Sambil memeluk baju itu didadanya, Chiaki menatap wajah Capitão Hugo Fonseca dalam-dalam. Matanya tampak berkabut. Lalu gadis Nihon itu menghambur memeluk laki-laki tua itu. Suara tangis Chiaki pecah memenuhi dinding kayu rumah mungil itu. Gadis itu tidak peduli rasa sakit didadanya akibat luka tusukan pisau yang nyaris merenggut nyawanya. Tangannya menggenggam erat lengan baju Capitão Hugo Fonseca. Disela-sela tangisnya, dengan lirih dia berkata, "Arigatou...Otou-sama"

Diluar, Terceiro Oficial Luiz da Costa dan Centromestre Sandro Gomez, yang mendengar suara tangisan Chiaki, saling bertatapan dengan pandangan bingung.

"Chiaki... Kenapa?", tanya seorang perempuan Cina yang tiba-tiba muncul berdiri diantara mereka.

"Senhora Fang! Merda! Jangan mengagetkan orang seperti ini...", gerutu Luiz da Costa tidak menjawab pertanyaan Fang Yin.
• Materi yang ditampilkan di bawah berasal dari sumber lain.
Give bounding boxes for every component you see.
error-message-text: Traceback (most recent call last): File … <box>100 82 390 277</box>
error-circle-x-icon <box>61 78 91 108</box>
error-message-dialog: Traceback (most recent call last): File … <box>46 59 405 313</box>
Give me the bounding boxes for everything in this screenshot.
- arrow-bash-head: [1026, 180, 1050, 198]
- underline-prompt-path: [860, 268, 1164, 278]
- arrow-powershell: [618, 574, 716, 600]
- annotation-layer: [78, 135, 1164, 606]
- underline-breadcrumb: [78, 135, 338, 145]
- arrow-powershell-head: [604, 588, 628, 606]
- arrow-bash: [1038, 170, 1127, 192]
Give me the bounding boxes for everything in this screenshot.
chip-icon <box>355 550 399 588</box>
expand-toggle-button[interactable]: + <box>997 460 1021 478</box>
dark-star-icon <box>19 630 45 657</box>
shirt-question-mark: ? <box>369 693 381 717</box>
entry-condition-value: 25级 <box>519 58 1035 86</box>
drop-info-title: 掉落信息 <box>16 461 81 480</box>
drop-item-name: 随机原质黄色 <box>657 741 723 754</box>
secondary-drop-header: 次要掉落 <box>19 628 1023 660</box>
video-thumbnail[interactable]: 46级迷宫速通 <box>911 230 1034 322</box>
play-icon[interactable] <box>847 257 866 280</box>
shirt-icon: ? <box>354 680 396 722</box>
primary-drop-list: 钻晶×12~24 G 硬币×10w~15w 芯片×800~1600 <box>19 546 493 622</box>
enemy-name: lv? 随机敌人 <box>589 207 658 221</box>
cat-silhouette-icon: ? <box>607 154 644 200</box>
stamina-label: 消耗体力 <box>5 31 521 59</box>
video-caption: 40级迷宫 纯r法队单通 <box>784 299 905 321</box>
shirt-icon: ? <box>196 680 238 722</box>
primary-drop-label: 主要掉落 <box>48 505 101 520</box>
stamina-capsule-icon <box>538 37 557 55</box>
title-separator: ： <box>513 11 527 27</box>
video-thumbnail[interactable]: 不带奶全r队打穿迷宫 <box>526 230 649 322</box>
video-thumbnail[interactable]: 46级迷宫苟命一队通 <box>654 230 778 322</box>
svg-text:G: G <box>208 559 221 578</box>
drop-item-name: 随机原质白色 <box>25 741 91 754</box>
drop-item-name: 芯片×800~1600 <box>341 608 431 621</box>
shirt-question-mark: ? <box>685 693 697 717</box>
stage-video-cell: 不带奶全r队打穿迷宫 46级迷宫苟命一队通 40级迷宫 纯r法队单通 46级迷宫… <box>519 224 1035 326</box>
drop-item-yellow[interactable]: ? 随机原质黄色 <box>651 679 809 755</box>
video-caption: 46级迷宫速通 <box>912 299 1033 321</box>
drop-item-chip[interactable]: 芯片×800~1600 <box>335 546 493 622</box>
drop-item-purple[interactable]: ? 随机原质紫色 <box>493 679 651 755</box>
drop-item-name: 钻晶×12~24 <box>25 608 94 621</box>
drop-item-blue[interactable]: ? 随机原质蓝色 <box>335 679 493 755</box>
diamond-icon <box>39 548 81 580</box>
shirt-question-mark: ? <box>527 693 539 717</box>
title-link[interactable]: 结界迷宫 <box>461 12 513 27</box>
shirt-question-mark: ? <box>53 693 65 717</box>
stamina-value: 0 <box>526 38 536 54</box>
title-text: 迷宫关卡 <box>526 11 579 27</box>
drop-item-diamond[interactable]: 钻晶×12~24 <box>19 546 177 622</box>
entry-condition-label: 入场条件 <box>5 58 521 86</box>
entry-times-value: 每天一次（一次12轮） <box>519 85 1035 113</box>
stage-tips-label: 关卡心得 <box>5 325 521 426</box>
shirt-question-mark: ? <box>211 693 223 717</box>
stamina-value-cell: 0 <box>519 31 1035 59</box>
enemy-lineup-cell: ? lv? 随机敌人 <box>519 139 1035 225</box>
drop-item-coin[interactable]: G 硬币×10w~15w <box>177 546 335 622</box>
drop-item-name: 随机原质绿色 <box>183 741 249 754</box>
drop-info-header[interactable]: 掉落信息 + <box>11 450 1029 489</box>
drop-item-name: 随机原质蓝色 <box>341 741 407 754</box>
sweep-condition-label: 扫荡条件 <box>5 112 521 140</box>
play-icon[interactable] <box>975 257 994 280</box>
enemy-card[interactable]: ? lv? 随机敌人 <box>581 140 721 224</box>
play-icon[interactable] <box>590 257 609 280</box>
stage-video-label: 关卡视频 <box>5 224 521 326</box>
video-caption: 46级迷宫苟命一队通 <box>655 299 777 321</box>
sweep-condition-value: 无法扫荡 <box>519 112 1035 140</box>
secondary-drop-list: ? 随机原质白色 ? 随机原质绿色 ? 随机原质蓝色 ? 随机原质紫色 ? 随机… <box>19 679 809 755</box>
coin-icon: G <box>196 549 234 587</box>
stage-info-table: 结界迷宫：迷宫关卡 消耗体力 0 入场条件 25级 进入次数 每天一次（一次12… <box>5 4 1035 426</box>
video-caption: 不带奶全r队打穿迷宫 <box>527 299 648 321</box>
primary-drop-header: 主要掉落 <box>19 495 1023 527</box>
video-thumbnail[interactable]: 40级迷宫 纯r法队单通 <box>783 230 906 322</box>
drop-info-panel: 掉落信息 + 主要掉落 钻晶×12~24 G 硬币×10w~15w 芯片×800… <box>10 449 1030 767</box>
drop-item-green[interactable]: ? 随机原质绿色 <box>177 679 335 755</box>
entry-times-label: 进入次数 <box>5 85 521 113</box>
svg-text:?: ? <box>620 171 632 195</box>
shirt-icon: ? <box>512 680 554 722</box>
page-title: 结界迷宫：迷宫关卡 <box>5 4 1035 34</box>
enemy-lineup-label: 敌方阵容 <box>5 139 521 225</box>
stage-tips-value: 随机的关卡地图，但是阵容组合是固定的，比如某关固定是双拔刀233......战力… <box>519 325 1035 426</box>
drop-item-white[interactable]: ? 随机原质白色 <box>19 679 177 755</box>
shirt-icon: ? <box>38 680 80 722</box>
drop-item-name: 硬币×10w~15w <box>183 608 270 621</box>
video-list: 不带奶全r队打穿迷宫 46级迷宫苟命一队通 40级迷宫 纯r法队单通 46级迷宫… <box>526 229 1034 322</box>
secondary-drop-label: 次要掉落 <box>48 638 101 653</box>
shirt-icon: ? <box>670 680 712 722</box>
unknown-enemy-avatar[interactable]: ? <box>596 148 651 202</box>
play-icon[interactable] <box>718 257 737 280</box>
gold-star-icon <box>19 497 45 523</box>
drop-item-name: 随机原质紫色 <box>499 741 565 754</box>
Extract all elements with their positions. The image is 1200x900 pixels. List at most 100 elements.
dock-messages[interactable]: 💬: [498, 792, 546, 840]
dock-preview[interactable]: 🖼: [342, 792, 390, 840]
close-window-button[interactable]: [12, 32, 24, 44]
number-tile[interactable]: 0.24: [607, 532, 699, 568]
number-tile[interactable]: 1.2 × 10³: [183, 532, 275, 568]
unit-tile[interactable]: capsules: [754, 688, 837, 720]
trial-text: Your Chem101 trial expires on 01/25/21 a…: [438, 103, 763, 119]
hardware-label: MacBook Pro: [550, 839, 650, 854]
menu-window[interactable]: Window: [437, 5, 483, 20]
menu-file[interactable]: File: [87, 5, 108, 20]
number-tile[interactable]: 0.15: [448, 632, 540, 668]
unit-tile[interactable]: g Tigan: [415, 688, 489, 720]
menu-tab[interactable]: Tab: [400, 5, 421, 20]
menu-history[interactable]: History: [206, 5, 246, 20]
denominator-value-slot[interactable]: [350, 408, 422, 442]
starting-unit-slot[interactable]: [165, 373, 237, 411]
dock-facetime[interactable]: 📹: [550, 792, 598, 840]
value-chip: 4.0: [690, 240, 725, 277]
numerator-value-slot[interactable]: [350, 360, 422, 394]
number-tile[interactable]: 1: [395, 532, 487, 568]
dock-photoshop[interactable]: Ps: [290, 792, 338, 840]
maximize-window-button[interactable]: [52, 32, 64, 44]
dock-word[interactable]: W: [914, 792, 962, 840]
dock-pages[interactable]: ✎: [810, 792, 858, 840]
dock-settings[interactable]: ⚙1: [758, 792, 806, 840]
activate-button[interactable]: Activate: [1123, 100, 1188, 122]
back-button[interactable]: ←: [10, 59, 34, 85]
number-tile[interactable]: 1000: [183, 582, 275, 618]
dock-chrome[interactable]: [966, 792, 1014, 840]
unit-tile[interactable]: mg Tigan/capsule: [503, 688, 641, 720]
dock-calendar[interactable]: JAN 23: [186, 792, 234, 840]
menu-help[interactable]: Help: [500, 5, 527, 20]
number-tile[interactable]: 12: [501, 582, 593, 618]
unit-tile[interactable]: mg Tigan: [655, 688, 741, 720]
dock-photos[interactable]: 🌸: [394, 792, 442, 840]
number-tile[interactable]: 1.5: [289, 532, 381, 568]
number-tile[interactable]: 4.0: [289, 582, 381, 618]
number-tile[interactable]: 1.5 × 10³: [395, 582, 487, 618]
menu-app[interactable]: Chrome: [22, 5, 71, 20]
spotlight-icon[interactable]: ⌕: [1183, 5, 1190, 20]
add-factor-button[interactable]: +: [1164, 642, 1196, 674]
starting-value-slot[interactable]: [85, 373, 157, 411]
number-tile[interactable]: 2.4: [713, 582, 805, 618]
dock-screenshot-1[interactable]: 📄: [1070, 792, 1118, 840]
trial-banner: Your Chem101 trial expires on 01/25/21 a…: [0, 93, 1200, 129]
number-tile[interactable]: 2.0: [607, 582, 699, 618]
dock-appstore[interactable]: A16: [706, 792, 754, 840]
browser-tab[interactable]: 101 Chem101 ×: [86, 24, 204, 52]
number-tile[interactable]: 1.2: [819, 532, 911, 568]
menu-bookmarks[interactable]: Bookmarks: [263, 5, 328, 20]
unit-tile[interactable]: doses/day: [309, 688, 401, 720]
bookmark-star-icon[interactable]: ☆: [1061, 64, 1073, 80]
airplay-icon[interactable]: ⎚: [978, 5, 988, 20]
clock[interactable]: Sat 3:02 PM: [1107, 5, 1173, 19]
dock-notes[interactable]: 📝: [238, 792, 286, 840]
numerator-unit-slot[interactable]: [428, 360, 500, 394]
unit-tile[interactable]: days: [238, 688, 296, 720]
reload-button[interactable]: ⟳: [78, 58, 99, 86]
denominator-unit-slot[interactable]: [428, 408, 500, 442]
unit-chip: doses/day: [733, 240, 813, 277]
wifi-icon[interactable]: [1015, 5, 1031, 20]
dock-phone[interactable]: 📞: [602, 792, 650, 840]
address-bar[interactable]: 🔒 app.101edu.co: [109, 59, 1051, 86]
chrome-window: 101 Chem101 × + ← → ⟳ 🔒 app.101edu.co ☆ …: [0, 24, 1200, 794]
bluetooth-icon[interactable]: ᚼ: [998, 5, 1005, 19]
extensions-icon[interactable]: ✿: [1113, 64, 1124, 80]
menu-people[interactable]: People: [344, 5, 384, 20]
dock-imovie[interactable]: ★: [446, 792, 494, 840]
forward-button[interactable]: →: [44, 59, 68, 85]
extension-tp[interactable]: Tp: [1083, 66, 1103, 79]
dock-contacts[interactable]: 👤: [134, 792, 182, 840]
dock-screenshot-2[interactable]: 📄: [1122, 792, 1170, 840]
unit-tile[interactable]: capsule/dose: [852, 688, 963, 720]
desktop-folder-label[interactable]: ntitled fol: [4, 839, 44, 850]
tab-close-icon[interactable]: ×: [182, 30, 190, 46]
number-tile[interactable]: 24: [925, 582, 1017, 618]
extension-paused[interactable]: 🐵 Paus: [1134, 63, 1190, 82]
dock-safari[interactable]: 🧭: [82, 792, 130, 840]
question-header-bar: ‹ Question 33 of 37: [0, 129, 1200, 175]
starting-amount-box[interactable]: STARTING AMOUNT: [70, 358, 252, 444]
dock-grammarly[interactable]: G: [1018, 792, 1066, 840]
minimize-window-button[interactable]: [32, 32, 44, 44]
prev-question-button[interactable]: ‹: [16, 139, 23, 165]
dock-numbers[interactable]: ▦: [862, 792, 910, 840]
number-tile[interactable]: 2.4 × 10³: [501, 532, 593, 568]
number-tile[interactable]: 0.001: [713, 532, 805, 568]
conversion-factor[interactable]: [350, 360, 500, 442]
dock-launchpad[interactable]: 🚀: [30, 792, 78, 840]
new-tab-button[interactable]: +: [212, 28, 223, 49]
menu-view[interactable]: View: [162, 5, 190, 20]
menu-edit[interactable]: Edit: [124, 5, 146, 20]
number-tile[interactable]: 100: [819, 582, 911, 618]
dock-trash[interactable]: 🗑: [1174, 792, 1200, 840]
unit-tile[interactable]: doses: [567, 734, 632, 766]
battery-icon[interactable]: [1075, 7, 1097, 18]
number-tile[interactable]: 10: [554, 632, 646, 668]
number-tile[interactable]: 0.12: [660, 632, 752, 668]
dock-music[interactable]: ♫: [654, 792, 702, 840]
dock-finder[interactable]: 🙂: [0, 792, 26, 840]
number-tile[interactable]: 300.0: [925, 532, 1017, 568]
Pelaut tua itu melirik menatap wajah cantik Fang Yin yang agak menyeramkan dengan mata kanan memantulkan cahaya keperakan.

Fang Yin tidak menanggapi gerutuan pelaut tua itu. Dia hanya melanjutkan langkahnya menaiki tangga teras dan masuk ke dalam rumah mungil tersebut. Tangan kanannya membawa sebuah keranjang bambu berisi beragam tanaman obat.

"Amigo. Kira-kira, siapa lagi yang nanti mendapat tugas sebagai bába untuk senhora Fang?", tanya Centromestre Sandro Gomez sambil menyeringai.

"Aku akan dengan senang hati menerima tambahan tugas itu, Amigo", kata Luiz da Costa sambil terkekeh.

"Lebih baik mengurus janda muda yang cantik itu daripada mengurus Andini yang pemarah.", lanjutnya.

"Tetapi... senhora Fang seperti hantu. Nyawa dia hanya tinggal separuh.", gumam Centromestre berambut merah itu.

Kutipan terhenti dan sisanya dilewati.